John Calvin Commentary


John Calvin Commentary
"and being fully assured that what he had promised, he was able also to perform." — Romans 4:21 (ASV)
That what He had promised, etc. As all people acknowledge God’s power, Paul seems to say nothing very extraordinary about the faith of Abraham; but experience proves that nothing is more uncommon or more difficult than to ascribe to God’s power the honor it deserves. Indeed, there is no obstacle, however small and insignificant, by which the flesh imagines God’s hand is restrained from working.
Therefore, in the slightest trials, the promises of God slip away from us. When there is no challenge, it is true, no one, as I have said, denies that God can do all things; but as soon as anything comes to hinder the course of God’s promise, we cast down God’s power from its eminence.
Therefore, so that God’s power may receive from us its due right and honor, when a challenge arises, we should resolve this: that His power is as capable of overcoming the world’s obstacles as the sun’s strong rays are of dissipating mists.
We are indeed usually accustomed to excuse ourselves, saying that we detract nothing from God’s power whenever we doubt His promises. We commonly say, “The thought that God promises more in His word than He can perform (which would be a falsehood and blasphemy against Him) is by no means the cause of our hesitation; rather, it is the defect we feel in ourselves.” But we do not sufficiently exalt the power of God unless we believe it to be greater than our weakness.

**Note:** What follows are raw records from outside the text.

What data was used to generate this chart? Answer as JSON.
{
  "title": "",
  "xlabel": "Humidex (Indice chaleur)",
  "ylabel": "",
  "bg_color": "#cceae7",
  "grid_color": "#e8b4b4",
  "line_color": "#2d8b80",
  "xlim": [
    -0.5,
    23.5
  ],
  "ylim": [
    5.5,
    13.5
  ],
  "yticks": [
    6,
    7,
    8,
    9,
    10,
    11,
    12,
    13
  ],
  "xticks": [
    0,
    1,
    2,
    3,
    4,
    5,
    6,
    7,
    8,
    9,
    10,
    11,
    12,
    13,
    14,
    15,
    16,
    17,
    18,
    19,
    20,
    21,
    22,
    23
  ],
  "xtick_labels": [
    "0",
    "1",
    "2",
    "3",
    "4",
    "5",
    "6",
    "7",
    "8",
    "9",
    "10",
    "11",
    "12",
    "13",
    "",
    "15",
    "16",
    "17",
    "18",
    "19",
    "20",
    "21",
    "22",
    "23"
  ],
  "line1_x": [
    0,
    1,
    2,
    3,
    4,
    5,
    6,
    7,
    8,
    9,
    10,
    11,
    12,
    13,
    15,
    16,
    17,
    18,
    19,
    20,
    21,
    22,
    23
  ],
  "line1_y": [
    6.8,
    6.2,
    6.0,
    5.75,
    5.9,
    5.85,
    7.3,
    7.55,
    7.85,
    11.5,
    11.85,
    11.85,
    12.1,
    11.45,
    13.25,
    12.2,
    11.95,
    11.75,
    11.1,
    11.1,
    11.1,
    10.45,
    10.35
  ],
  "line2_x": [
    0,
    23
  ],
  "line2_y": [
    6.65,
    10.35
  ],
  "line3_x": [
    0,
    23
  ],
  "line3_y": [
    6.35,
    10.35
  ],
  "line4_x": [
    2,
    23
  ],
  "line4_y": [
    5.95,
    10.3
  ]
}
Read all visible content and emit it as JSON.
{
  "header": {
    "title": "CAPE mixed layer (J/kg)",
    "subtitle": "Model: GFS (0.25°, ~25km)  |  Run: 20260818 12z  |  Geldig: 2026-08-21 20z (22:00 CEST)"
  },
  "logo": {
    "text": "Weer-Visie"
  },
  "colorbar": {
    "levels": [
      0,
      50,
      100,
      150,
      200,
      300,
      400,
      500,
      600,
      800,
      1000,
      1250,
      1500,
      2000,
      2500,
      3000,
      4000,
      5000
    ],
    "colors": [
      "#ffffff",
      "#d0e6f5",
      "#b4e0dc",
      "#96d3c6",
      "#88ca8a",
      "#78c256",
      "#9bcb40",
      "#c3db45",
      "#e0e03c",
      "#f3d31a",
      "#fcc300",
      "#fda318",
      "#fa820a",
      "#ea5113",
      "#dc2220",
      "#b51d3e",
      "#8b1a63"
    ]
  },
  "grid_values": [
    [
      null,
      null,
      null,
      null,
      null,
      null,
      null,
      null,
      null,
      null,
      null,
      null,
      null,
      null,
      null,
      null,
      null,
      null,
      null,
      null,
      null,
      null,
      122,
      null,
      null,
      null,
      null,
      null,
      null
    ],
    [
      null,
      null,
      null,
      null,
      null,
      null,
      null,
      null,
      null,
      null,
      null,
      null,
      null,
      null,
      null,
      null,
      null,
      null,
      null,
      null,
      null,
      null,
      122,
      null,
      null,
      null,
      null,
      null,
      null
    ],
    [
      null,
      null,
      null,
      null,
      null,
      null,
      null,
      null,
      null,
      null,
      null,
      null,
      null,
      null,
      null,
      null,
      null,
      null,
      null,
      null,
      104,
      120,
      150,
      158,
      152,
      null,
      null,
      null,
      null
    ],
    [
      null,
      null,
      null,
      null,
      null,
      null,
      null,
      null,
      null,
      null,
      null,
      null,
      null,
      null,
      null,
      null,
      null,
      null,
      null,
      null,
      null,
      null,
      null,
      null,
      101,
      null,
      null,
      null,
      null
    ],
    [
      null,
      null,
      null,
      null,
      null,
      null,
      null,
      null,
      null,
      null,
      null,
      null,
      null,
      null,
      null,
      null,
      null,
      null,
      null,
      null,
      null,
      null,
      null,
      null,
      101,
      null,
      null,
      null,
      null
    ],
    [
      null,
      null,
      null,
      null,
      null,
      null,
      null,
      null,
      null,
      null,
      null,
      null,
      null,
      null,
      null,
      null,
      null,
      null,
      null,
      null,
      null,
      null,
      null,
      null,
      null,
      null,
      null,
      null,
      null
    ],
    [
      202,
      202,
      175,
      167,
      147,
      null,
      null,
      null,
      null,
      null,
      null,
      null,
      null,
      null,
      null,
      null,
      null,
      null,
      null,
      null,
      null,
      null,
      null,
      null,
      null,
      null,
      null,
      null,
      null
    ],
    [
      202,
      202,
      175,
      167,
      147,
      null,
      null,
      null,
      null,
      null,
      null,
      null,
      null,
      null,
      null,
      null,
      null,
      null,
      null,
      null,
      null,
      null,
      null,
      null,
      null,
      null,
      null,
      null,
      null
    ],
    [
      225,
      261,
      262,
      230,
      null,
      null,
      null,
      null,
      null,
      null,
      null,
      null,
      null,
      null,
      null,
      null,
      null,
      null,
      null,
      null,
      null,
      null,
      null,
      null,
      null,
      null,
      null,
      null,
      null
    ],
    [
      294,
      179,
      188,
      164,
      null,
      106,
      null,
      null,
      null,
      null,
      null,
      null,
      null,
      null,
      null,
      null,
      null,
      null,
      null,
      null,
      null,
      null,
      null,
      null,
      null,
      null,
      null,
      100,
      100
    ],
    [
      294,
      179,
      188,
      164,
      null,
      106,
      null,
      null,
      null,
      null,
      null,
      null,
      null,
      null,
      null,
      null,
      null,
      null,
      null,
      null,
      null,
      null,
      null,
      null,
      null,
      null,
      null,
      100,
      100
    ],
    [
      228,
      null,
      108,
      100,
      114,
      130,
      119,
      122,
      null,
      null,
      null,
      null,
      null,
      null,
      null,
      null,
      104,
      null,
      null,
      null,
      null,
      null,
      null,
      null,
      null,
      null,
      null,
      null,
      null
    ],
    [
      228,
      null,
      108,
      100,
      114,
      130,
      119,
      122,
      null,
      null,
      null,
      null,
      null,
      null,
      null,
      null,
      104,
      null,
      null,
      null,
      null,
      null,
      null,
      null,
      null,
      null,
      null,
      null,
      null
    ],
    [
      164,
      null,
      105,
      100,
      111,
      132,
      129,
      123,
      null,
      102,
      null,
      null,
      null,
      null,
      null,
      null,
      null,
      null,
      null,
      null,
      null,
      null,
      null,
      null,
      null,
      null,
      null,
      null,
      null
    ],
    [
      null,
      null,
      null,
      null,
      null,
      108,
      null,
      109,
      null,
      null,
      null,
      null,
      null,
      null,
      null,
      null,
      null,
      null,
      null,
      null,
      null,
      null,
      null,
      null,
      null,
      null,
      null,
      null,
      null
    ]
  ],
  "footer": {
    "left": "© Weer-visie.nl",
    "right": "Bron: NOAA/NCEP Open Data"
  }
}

Faith, then, should not focus on our weakness, misery, and defects, but should fix its attention entirely on the power of God alone. For if faith depends on our righteousness or worthiness, it can never rise to consider God’s power. And it is a proof of the unbelief he had previously spoken of, when we measure the Lord’s power by our own standard.
For faith does not merely think that God can do all things, and then, in its own conception, leave Him sitting still. On the contrary, faith regards His power as being in continual exercise and applies it, especially, to the fulfillment of His word. For the hand of God is always ready to perform whatever He has declared by His mouth.
It seems strange to me that Erasmus approved of the relative pronoun in the masculine gender; for although the meaning is not changed, we can still come closer to Paul’s Greek wording. The verb, I know, is passive, but the abruptness can be lessened with a small change.